To determine the impact of concurrent ET+RT with respect to (1) acceptability, feasibility, safety; and (2) to demonstrate how incorporating ET in cancer treatment can enhance patient reported outcomes (PROs) and physical function-defined as strength or exercise capacity.
A PICOS/PRISMA selection protocol was used to search PubMed, Cumulative Index of Nursing and Allied Health Literature (CINAHL), and Cochrane Review for prospective randomized controlled trials evaluating concurrent ET+RT, including >10 patients and with one or more study arms. Acceptability, feasibility, and safety rates were calculated. PROs were assessed with study-specific metrics. Physical function was defined as improvements in strength or range of motion. Statistically significant improvement was defined by p<0.05.

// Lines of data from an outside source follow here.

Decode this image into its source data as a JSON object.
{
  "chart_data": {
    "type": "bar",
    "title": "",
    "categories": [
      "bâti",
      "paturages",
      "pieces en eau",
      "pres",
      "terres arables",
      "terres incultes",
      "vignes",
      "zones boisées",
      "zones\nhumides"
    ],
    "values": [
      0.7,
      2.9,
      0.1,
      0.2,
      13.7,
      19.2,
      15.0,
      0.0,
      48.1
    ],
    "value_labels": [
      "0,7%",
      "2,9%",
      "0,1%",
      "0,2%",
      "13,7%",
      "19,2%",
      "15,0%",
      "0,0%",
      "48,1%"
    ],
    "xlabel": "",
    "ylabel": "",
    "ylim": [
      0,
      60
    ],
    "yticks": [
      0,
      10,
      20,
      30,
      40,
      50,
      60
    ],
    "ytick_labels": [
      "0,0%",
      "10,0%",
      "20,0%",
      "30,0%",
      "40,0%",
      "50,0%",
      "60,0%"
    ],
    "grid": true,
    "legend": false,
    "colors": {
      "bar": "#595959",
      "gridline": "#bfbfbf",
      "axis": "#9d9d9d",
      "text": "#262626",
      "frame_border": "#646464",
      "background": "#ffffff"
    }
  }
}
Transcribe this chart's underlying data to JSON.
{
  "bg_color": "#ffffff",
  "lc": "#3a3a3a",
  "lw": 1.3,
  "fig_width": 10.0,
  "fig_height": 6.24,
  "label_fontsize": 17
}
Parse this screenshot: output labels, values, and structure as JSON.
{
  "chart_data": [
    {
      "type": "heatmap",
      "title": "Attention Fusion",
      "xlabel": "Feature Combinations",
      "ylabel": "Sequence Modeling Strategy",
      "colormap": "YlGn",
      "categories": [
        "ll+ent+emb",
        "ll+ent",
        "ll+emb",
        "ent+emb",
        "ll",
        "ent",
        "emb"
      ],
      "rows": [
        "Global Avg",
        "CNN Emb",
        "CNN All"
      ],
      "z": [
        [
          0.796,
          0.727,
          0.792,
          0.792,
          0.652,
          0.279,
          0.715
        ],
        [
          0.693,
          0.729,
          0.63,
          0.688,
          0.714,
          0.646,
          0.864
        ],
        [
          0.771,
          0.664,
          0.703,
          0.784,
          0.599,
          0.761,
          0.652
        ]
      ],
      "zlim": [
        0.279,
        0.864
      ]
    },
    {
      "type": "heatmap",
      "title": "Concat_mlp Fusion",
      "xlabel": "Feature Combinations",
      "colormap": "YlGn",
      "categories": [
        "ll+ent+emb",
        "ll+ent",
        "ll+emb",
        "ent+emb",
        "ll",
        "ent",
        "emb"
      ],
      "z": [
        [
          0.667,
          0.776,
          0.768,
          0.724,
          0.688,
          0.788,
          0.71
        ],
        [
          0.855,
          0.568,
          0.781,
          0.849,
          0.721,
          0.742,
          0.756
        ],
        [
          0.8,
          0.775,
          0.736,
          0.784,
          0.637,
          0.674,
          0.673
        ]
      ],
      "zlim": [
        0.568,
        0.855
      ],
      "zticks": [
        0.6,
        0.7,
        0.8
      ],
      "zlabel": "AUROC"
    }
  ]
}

26 of 693 screened studies included 1,574 patients (834 receiving exercise, 740 controls) with localized breast (65.8% of patients), prostate (28.8%), head and neck cancers (2.7%), and spinal metastases (2.7%) were assessed. Objective 1. Among 3,081 patients approached for ET, 1,864 (60.5%) accepted the treatment; of those, 1,574 patients (84.4%) completed the trials. Objective 2. Statistical improvements were noted in these PROs: QOL (12/13 studies), fatigue (14/16 studies), mood (9/10), and anxiety (7/8). Physical function improved statically in 16/16 studies.
Combination ET+RT is safe and well-tolerated with improvements in PROs and physical function. Additional studies are needed in patients with metastatic cancers, to assess survival, and to compare effectiveness of different exercise regimens.